Анна простудилась в поезде. В Гааге пришлось отменить первый же спектакль: температура у Анны стремительно подскочила. На третий день болезни она уже бредила. Около полуночи открыла глаза, привычно перекрестилась и сказала: «Приготовьте мой костюм Лебедя!»
Кто знает, в какой волшебный мир она улетела?..
А лет десять назад в культурных кругах России начались разговоры – хорошо бы прах великой балерины вернуть на Родину. Пресса даже называла дату. Но видно, лебединая душа еще не нашла в себе сил вернуться в Россию. Разговоры затихли.

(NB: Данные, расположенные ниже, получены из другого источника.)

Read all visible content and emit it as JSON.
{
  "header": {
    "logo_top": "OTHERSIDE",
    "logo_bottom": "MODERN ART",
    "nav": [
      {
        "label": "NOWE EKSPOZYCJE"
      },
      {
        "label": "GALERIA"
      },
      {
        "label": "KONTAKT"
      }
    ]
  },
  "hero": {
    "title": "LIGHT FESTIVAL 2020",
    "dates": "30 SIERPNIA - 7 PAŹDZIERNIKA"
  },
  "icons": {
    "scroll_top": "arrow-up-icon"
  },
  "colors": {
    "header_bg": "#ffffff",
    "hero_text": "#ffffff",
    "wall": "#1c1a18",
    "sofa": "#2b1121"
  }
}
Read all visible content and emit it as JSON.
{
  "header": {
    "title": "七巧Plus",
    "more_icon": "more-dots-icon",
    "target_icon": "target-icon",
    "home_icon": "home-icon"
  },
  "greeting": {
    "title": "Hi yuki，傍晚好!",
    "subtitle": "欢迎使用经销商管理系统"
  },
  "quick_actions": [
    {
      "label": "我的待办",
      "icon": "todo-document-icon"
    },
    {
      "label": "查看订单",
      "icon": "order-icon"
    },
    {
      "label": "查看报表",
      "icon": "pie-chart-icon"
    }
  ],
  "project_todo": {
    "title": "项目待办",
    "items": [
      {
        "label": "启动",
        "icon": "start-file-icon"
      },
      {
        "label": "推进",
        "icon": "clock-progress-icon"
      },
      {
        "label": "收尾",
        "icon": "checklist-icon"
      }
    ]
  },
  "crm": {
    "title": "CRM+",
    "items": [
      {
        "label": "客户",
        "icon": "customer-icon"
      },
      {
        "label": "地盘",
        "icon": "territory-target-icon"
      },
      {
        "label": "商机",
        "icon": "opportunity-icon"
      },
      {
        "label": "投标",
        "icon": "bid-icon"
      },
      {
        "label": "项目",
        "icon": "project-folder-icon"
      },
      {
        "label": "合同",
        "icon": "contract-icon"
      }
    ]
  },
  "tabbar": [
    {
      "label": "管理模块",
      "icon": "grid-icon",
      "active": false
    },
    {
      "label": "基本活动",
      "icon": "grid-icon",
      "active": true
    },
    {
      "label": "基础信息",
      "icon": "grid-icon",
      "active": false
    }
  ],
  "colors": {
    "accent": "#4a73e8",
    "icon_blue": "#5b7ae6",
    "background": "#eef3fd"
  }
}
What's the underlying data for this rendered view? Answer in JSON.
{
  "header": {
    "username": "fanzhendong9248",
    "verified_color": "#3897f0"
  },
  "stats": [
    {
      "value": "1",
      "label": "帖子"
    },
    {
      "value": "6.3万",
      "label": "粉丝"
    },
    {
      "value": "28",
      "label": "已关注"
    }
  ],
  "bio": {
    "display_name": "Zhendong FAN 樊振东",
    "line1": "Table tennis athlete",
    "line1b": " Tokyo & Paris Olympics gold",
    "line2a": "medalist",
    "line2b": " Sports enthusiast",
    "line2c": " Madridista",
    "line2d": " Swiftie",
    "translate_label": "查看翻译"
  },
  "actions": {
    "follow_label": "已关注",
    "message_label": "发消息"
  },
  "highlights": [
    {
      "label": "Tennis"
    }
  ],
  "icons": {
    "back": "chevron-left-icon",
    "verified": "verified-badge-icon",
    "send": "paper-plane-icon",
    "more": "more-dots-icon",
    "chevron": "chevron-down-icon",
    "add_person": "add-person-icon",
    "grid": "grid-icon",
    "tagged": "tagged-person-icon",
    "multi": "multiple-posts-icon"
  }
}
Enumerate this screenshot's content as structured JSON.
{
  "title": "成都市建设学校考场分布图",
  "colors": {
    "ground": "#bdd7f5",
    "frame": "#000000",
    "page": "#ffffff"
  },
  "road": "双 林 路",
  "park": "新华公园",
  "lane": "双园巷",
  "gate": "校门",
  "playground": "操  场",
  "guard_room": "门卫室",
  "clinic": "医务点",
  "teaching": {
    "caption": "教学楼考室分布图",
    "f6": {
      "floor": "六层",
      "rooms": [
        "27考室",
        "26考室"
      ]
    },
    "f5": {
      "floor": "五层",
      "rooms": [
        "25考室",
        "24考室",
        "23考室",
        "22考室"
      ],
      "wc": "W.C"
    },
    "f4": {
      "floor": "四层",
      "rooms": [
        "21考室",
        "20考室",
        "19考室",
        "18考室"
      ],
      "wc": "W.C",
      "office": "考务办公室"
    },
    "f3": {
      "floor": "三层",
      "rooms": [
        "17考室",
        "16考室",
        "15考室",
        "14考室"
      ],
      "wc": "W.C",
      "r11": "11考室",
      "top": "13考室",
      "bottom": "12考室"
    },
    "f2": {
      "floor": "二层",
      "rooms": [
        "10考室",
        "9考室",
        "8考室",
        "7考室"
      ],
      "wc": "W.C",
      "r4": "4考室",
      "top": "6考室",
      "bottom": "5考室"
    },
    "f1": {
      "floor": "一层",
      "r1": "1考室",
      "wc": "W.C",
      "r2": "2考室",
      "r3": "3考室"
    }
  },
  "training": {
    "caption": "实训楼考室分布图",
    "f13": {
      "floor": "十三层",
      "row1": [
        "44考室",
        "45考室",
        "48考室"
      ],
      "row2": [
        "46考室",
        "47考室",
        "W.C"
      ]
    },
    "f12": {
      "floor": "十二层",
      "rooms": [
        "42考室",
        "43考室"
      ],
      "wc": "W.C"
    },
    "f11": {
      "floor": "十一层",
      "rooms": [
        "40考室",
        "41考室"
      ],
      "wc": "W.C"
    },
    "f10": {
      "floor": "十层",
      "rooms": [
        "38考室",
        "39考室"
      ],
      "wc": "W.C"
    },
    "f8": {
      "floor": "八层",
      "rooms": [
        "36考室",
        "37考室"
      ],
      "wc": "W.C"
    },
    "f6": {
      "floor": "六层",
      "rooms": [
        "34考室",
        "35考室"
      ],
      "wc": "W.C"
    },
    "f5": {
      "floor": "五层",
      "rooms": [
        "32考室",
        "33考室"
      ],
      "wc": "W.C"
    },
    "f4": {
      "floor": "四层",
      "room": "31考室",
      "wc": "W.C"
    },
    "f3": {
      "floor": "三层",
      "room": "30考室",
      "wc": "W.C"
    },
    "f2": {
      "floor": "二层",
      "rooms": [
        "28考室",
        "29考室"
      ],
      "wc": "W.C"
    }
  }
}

Лебедь пока не прилетел…
Оклеветанная
В ее судьбе, как в капле воды, отразилась судьба целого поколения тех, в чью жизнь вторглась Октябрьская революция. Вторжение было разрушительным. По особому приказу сверху ее книги были уничтожены как «враги революции», ибо «проповедовали тенденции, не способствующие революционному развитию». Правда, саму писательницу не расстреляли и не посадили, ей просто запретили публиковаться и отняли ее имя, известное всей России, – Лидия Чарская.
В начале XX века ее называли «властительницей дум юного поколения». Ее книги выходили миллионными тиражами. Однажды детская библиотека опубликовала данные о ее фантастической популярности: за год книги Жюля Верна спрашивались 232 раза, а книги Чарской – 790 раз!
Хотя на лавры великого литератора она никогда не претендовала, считала себя рядовой детской писательницей. В ее книгах всегда много пылких детских чувств (взрослые называют их бурей в стакане), разочарований и слез (взрослые отмахиваются – пустое!), но всегда хороший конец. Критики ужасались – дидактика, нравоучение! Но дети читали взахлеб. Она получала мешки пылких писем со всей России, а потом, когда книги стали переводить на другие языки, и со всей Европы. Мало кто писал в Петербург на улицу Разъезжую, адресовали просто – Россия, Чарской. И письма доходили!